How Many Dogs Does it Take to Change a Light Bulb?

You probably got the email long before I did...

Border Collie: "Just one. And then I'll replace any wiring that's not up to code."

Afghan: "Light bulb? What light bulb?"

Golden Retriever: "The sun is shining, the day is young, we've got our whole lives ahead of us, and you're inside worrying about a stupid burned-out light bulb?"

Rottweiler: "Just one. You want to make something of it?"

Lab: "Oh, me, me! Pleeeeeeeze let me change the light bulb! Can I? Can I? Can I? Huh? Can I?"

Jack Russell Terrier: "I'll just pop it in while I am bouncing off the walls and furniture."

Cocker Spaniel: "Why change it? I can still pee on the carpet in the dark."

Pointer: "I see it, there it is, there it is, right there . . . ."

Greyhound: "It isn't moving so who cares?"

Australian Shepard: "First I'll put all the light bulbs in a little circle . . ."

Boxer: "If I could stop wiggling my butt long enough to quit falling off the chair..."
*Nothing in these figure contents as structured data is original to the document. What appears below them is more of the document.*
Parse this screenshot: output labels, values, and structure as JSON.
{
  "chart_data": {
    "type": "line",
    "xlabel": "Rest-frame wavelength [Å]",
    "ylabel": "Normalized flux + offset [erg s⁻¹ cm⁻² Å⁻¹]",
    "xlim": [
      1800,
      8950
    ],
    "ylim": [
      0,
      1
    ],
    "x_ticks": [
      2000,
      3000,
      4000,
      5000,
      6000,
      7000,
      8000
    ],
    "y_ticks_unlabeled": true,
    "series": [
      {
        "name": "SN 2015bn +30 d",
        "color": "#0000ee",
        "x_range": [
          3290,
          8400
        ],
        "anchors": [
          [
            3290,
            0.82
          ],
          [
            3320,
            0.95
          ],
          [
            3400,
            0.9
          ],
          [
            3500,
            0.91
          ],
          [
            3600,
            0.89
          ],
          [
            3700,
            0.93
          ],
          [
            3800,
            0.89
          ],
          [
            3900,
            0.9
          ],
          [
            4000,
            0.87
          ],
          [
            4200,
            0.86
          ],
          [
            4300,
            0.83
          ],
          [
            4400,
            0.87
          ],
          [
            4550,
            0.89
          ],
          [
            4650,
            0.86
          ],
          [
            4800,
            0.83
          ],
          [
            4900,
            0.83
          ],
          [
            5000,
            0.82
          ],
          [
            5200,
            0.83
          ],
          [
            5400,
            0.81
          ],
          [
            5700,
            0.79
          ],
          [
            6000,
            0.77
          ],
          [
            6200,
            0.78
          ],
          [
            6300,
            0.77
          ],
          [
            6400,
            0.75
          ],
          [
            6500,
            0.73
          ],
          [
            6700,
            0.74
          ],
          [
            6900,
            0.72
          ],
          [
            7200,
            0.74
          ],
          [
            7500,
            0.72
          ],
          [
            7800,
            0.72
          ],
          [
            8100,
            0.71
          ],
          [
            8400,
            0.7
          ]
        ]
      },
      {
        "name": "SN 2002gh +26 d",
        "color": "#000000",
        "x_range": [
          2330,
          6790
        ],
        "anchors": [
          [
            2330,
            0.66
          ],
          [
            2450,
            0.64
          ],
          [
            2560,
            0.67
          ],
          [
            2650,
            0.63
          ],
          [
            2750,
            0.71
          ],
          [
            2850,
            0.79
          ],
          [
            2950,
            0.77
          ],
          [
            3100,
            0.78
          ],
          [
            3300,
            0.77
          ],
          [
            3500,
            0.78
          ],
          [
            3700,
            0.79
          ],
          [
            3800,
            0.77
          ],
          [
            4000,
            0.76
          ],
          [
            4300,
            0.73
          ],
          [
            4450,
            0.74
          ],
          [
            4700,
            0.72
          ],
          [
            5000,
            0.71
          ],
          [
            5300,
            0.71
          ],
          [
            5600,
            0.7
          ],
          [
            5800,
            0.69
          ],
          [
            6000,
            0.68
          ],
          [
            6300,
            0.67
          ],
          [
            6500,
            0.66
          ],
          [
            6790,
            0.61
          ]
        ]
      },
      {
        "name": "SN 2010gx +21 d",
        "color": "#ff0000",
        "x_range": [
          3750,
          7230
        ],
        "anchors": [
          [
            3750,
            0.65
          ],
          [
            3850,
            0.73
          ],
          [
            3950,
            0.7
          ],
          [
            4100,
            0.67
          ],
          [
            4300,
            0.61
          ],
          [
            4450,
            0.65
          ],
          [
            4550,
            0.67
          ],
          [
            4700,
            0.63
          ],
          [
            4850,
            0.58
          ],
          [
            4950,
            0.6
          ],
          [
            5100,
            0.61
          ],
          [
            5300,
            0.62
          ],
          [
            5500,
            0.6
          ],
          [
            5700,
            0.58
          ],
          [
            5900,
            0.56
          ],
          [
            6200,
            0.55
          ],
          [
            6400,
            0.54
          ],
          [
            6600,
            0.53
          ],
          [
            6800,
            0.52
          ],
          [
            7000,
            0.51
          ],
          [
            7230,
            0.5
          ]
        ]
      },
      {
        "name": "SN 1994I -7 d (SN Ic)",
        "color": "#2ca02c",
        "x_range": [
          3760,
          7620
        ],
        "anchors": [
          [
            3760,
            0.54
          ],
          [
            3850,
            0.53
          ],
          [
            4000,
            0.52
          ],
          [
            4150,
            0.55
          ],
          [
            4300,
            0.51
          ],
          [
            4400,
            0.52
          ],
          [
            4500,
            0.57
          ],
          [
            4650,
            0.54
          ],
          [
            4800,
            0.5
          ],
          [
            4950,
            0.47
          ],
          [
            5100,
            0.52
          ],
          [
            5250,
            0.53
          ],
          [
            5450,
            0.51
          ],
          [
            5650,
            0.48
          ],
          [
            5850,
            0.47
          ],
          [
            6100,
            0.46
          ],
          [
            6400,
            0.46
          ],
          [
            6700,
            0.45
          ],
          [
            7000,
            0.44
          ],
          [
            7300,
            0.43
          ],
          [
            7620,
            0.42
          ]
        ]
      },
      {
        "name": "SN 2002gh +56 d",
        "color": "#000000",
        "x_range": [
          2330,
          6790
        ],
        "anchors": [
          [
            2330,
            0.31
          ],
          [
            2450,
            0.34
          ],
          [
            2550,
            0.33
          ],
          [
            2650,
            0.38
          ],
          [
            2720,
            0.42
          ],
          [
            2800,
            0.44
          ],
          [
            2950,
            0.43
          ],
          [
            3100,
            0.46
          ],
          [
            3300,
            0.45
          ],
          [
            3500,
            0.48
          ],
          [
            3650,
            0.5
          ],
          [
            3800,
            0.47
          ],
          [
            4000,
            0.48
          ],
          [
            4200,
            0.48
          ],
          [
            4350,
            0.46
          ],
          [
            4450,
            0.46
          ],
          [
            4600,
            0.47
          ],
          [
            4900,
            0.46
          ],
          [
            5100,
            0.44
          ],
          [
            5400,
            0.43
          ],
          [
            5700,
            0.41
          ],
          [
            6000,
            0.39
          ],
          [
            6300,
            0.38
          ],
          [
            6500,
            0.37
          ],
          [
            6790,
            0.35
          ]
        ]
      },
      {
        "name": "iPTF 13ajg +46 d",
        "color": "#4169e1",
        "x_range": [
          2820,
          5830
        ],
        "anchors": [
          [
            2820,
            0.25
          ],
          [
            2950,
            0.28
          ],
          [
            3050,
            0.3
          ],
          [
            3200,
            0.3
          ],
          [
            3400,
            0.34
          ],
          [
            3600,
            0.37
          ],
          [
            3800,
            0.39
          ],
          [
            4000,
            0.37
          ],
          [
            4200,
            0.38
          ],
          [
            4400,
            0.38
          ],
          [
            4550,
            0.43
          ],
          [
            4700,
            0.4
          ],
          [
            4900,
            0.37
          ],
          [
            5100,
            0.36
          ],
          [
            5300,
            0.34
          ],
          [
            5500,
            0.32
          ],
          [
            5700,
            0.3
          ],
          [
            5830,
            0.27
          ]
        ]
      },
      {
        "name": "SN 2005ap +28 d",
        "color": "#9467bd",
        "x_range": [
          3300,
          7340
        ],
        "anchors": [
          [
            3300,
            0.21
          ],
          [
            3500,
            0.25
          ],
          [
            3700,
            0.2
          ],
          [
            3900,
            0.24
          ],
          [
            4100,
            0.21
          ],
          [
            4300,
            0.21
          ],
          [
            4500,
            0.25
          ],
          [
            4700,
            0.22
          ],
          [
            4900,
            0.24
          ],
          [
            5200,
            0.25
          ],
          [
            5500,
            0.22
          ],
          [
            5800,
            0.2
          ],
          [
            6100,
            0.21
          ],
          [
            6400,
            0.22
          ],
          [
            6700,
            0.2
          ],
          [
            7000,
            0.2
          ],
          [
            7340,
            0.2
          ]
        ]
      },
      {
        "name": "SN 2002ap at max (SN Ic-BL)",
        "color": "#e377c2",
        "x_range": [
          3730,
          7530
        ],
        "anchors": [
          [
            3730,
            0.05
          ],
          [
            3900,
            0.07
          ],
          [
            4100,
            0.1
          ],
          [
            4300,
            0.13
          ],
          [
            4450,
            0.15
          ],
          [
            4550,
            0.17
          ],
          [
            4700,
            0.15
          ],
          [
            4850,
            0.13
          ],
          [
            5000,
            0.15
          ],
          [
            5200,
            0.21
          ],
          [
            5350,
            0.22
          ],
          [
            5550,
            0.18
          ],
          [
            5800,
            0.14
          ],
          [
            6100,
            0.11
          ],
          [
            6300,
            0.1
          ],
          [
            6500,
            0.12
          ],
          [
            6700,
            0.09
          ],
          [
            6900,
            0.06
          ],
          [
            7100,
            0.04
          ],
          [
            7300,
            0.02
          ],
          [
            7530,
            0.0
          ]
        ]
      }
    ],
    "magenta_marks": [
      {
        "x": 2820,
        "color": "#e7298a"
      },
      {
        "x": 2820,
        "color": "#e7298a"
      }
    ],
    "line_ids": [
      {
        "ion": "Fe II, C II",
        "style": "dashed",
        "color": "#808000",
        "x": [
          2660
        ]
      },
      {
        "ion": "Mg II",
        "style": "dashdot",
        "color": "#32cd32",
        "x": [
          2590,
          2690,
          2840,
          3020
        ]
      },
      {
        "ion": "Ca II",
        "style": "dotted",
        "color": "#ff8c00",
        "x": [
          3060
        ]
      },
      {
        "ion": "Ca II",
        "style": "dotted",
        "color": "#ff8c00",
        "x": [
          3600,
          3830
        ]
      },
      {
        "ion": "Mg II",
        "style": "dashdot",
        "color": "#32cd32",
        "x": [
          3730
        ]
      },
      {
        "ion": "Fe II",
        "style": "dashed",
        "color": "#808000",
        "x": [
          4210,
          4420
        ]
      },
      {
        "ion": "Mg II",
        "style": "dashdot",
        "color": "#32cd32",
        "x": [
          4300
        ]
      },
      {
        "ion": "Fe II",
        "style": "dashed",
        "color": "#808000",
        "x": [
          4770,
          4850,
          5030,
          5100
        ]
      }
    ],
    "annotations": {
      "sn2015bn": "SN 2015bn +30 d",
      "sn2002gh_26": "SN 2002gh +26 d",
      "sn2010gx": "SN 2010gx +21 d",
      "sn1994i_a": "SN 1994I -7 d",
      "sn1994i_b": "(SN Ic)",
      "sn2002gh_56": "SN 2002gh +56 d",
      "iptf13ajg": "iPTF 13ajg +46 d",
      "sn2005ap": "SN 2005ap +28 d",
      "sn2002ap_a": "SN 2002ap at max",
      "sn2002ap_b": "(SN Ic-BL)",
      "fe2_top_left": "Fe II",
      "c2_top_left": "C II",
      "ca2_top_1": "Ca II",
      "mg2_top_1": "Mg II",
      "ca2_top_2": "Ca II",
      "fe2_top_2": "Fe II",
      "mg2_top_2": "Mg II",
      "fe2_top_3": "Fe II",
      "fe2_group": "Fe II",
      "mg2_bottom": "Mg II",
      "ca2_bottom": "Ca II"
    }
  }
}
Golden Retriever #2: "I'll be glad to change the light bulb for you, but first can't we play catch with the tennis ball, or frisbee - and then I want to lick your face and rest my head in your lap and look up at you with my sad eyes. What, you're changing the light bulb yourself - you didn't have to do that - but I looooove you so much for being my friend and doing that."

Dalmatian: "Just one, but I will really hate the new bulb."

Wolf-dog hybrid: "Let me see that light bulb, anyway. What's it made of, what's inside of it, what will happen if I drop it. I might change it, but let me think about it. You're not trying to tell me what to do, are you? Hey, I just had a great idea. I think I'll change that light bulb!"

Pit bull: "Just one, but then I'll hang on to it, dangling from it until the ceiling falls in."